The pastels resulted in a series of birds, all now sold. Conley’s birds are as highly painted as those of Lansdowne or Bateman, but they have more attitude: a bit of anthropomorphism. Is that intentional?

“Yes,” she confessed. Her latest birds exemplify the Seven Deadly Sins. She showed me Wrath, a rooster, and Greed, a vulture. These birds are dramatically posed and relentlessly detailed.

“Who has ever seen a rooster’s eyelid?” the artist wondered. Her birds utterly fix you in their gaze.

Though a consistent prize-winner at Sooke, the annual Sidney show and the Community Arts Council’s Look show, she has no gallery representation.

“People come to me to buy the paintings,” she said. “Just about half a dozen people, but they come and get them as soon as they’re done.” That suits her just fine.
“I’ve had the pressure job,” she smiled. “I don’t want any pressure. I just want to do what I want to do.”

To demonstrate the point, she brought out a book on art deco buildings of Victoria, entirely drawn on her computer. She’ll get it printed at Island Blue, using its print-on-demand service.

“I think it’s terrific. Why not self-publish?” she asked.

Conley and her husband, David Gray, live in a lovely old house in Rockland. In the front hall I was greeted by Tweedledee and Tweedledum, each more than a metre tall.

They are illustrations from Alice in Wonderland by John Tenniel come to life, and were made by Gray and Conley of Celluclay.

“It’s just like wood,” Conley noted. They like to work together on sculptures. Gray, an artist and former fisherman, spends most of his time building mechanized sculptures for Galey Farms — he built the three life-sized dinosaurs, with swinging tails and mouths that open and shut.

Conley is the treasurer and membership secretary of the Federation of Canadian Artists and is preparing for the group’s 75th anniversary exhibition from June 22 to July 6 at the CACGV Gallery at the Cedar Hill Rec Centre. She is also in charge of the art section of the Saanich Agricultural Fair.

“I’ve tried to beef up the participation there,” she said — with no hint of a pun.
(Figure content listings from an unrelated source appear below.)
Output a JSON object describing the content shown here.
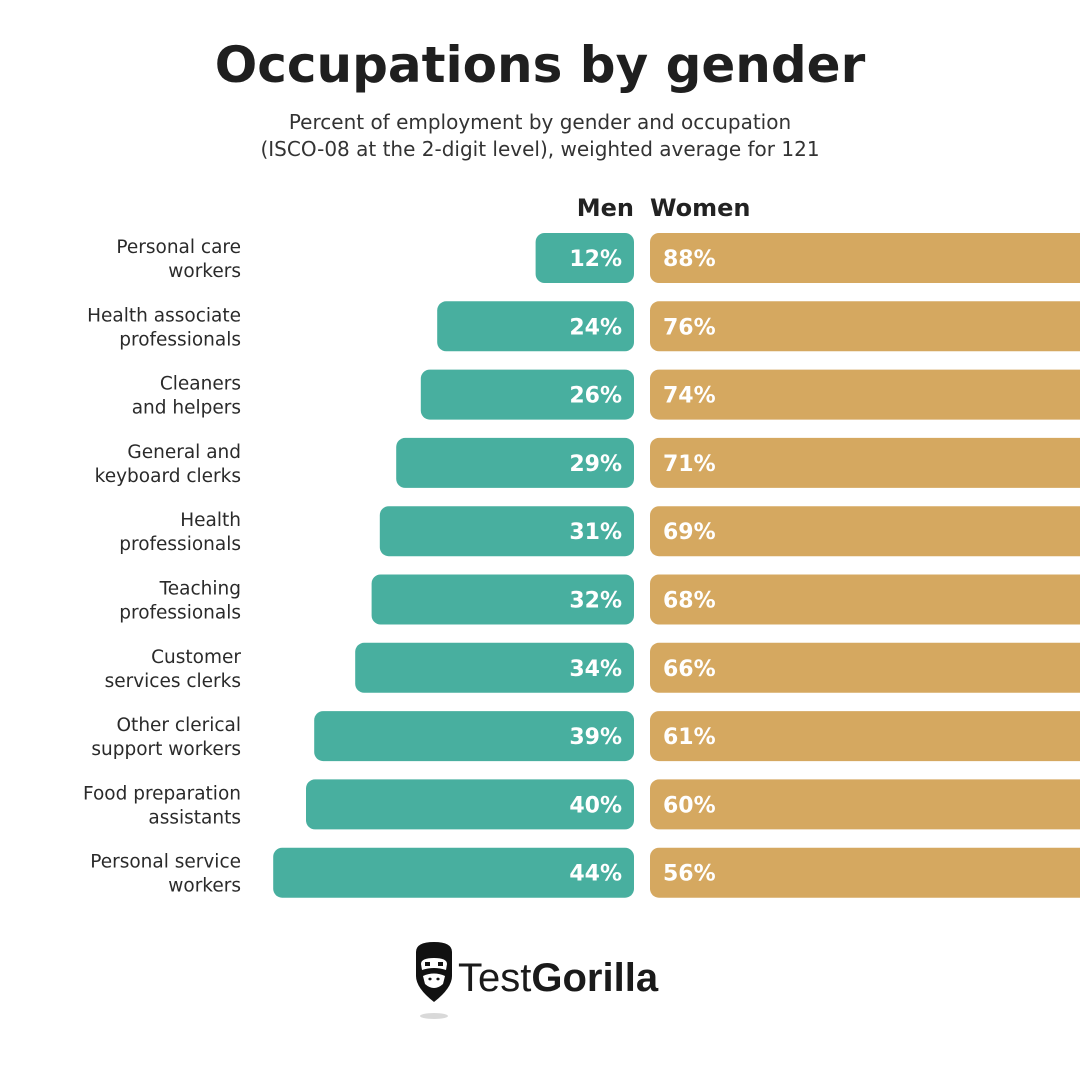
{
  "chart_data": {
    "type": "bar",
    "title": "Occupations by gender",
    "subtitle": [
      "Percent of employment by gender and occupation",
      "(ISCO-08 at the 2-digit level), weighted average for 121"
    ],
    "categories": [
      [
        "Personal care",
        "workers"
      ],
      [
        "Health associate",
        "professionals"
      ],
      [
        "Cleaners",
        "and helpers"
      ],
      [
        "General and",
        "keyboard clerks"
      ],
      [
        "Health",
        "professionals"
      ],
      [
        "Teaching",
        "professionals"
      ],
      [
        "Customer",
        "services clerks"
      ],
      [
        "Other clerical",
        "support workers"
      ],
      [
        "Food preparation",
        "assistants"
      ],
      [
        "Personal service",
        "workers"
      ]
    ],
    "series": [
      {
        "name": "Men",
        "values": [
          12,
          24,
          26,
          29,
          31,
          32,
          34,
          39,
          40,
          44
        ],
        "color": "#48AF9F"
      },
      {
        "name": "Women",
        "values": [
          88,
          76,
          74,
          71,
          69,
          68,
          66,
          61,
          60,
          56
        ],
        "color": "#D5A860"
      }
    ],
    "value_suffix": "%",
    "xlabel": "",
    "ylabel": "",
    "ylim": [
      0,
      100
    ]
  },
  "brand": {
    "name_part1": "Test",
    "name_part2": "Gorilla",
    "logo_icon": "gorilla-icon",
    "text_color": "#1A1A1A"
  }
}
Please consider submitting an entry this year.

Surrounded by the many things she loves to make, she reflected on the broad community engagement it has resulted in.

“You know, that’s the exciting thing about living in Victoria,” Conley said. “There are so many opportunities for artists to show their work.” Here is an artist who is able to realize her goals right here: “I just want to have fun.”

Note: After writing last week’s column on Art Thompson at Alcheringa, I visited a show at the Legacy Gallery (630 Yates St., until May 28) with a bewildering title. It’s called Emerging Through Fog: Tsa-Qwa-Supp and Tlehpik — Together by Tlehpik (Hjalmer Wenstob). It was a surprise to find that this is mostly an exhibition of prints and drawings by … Art Thompson. Tlehpik (or Wenstob) is a fine arts student at the University of Victoria who was inspired by Thompson in his childhood. This exhibit is his tribute.